County leaders not on board with Trump air traffic plan


By Jonathan Delozier - and Jason Hawk



Ancient. Broken. Horrible.

Those are words President Donald Trump used earlier this month to describe the nation’s air traffic control system, which he intends to privatize.

On June 5, he announced plans to remove air traffic control from the authority of the Federal Aviation Administration, calling into question the future of the Cleveland Air Route Traffic Control Center here in Oberlin.

Located on Rt. 511, it is the third-busiest air traffic control site in the United States, monitoring fly-overs in airspace from Michigan to Maryland.

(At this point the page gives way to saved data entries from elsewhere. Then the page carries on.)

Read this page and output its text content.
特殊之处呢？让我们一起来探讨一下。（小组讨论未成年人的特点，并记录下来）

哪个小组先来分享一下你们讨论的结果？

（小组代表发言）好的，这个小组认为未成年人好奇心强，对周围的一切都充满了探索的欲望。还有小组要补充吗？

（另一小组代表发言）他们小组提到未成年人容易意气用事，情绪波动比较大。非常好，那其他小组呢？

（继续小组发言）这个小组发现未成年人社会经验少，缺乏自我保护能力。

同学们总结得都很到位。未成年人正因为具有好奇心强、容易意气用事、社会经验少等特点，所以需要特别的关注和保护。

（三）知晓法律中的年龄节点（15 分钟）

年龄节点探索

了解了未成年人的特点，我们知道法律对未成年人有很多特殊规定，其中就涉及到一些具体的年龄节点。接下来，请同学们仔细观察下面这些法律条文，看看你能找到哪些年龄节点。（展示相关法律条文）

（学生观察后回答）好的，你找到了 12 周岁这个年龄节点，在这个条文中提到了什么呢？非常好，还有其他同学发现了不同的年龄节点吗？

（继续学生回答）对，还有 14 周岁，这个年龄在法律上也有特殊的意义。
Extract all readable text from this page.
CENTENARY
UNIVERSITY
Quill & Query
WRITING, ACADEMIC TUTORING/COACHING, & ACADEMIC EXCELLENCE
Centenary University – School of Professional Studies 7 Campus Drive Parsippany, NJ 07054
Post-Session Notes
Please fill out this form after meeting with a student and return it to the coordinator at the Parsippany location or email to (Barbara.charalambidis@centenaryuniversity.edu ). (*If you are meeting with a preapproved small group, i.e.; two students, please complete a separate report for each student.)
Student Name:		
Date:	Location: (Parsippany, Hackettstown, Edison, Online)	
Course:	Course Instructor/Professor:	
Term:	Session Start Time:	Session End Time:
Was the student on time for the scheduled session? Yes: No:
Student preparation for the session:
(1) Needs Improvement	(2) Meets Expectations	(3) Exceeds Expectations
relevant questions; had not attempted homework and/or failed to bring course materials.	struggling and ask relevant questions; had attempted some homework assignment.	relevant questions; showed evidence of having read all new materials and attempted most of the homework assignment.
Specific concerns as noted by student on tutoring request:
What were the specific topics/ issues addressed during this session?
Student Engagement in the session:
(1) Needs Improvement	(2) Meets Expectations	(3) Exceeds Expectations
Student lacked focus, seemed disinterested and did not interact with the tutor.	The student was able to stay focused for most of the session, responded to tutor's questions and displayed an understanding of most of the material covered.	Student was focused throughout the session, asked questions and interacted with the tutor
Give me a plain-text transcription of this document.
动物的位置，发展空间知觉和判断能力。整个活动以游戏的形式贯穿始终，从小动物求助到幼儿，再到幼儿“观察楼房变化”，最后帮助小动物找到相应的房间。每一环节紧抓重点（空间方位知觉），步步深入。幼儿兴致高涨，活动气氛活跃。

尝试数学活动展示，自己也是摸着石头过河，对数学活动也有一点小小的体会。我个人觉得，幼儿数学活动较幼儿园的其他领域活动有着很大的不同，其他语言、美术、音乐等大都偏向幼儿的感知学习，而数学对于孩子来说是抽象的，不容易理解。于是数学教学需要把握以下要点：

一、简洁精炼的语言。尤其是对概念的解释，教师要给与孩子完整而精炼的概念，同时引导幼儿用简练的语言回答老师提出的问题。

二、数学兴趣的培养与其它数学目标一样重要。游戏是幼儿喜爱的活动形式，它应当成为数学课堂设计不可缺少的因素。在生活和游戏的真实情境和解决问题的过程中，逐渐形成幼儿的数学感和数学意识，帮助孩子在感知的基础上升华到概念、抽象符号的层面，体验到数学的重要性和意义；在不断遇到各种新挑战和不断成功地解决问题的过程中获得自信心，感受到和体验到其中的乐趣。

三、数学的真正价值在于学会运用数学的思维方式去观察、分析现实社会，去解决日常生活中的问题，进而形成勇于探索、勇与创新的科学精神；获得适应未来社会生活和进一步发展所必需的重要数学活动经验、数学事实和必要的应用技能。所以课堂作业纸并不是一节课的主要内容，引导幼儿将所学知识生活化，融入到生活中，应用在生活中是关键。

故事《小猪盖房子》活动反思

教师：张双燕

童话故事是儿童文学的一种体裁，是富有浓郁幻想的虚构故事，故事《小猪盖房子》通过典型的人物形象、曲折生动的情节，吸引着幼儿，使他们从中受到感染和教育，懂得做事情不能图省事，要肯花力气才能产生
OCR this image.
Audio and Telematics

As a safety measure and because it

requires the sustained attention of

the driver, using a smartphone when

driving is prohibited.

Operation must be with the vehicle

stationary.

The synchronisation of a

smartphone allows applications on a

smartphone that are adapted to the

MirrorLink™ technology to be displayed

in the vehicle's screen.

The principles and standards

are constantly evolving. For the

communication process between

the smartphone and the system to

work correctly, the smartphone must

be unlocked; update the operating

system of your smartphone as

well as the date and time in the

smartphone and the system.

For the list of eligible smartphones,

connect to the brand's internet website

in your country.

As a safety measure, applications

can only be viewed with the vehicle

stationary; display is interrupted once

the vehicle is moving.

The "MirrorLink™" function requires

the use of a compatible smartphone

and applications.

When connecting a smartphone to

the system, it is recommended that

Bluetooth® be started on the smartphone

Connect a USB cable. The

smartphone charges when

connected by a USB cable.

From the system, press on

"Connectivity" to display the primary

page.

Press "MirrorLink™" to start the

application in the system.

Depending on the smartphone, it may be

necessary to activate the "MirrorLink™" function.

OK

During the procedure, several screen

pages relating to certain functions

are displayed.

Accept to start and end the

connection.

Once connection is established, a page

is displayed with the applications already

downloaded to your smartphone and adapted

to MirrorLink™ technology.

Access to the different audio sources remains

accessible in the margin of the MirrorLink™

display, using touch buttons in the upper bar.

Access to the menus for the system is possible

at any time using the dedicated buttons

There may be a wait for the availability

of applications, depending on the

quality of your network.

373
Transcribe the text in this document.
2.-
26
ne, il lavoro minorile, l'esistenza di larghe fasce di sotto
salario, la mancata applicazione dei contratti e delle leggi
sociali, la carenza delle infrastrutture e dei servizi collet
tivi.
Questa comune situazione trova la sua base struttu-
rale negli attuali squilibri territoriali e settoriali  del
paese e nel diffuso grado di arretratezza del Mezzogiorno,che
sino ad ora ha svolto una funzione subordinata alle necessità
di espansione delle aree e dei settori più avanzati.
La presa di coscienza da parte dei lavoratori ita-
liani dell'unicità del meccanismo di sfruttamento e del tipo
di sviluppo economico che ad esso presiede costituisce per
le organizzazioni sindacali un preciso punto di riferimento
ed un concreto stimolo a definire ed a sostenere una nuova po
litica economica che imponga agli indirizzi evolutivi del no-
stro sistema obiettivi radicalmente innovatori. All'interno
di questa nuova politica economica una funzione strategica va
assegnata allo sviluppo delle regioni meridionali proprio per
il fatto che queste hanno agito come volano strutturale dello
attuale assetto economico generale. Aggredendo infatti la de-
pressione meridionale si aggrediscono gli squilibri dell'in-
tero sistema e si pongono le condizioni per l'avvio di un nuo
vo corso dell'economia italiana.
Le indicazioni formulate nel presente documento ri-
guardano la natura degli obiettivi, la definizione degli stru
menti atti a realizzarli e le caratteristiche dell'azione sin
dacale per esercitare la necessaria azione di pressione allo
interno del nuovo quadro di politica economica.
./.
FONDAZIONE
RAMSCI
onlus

Trump’s plan drew fire last week from Lorain County commissioner Matt Lundy.

“Obviously, Oberlin plays a critical role with the air traffic control center there,” he said in a commissioners’ meeting. “I’ve been in touch with the National Air Traffic Controllers association and also local representatives. Air traffic controllers agree there needs to be an update in infrastructure and the need to modernize the system. However, they have reservations about reform being in the form of a for-profit or privatized model.”

The FAA says there are 7,000 aircraft in the skies at any given time, with 23,911 commercial flights every day.

There are 476 airport traffic control towers in the United States, but only 21 like Oberlin’s to handle the routes between. They watch over five million square miles of airspace.

Some 14,000 air traffic controllers could be affected by Trump’s proposed privatization plan.

Lundy said most airlines have pushed for air traffic control to be moved to the private sector.

“Delta Airlines stood out among all the other carriers and said they were opposed to privatization. According to their study, it would increase costs to consumers by around 30 percent,” he said. “With 300 jobs on the line in Oberlin, losing those would have a devastating economic impact on that community.”

Lundy and fellow commissioners — all Democrats — voted unanimously for a resolution to oppose privatization.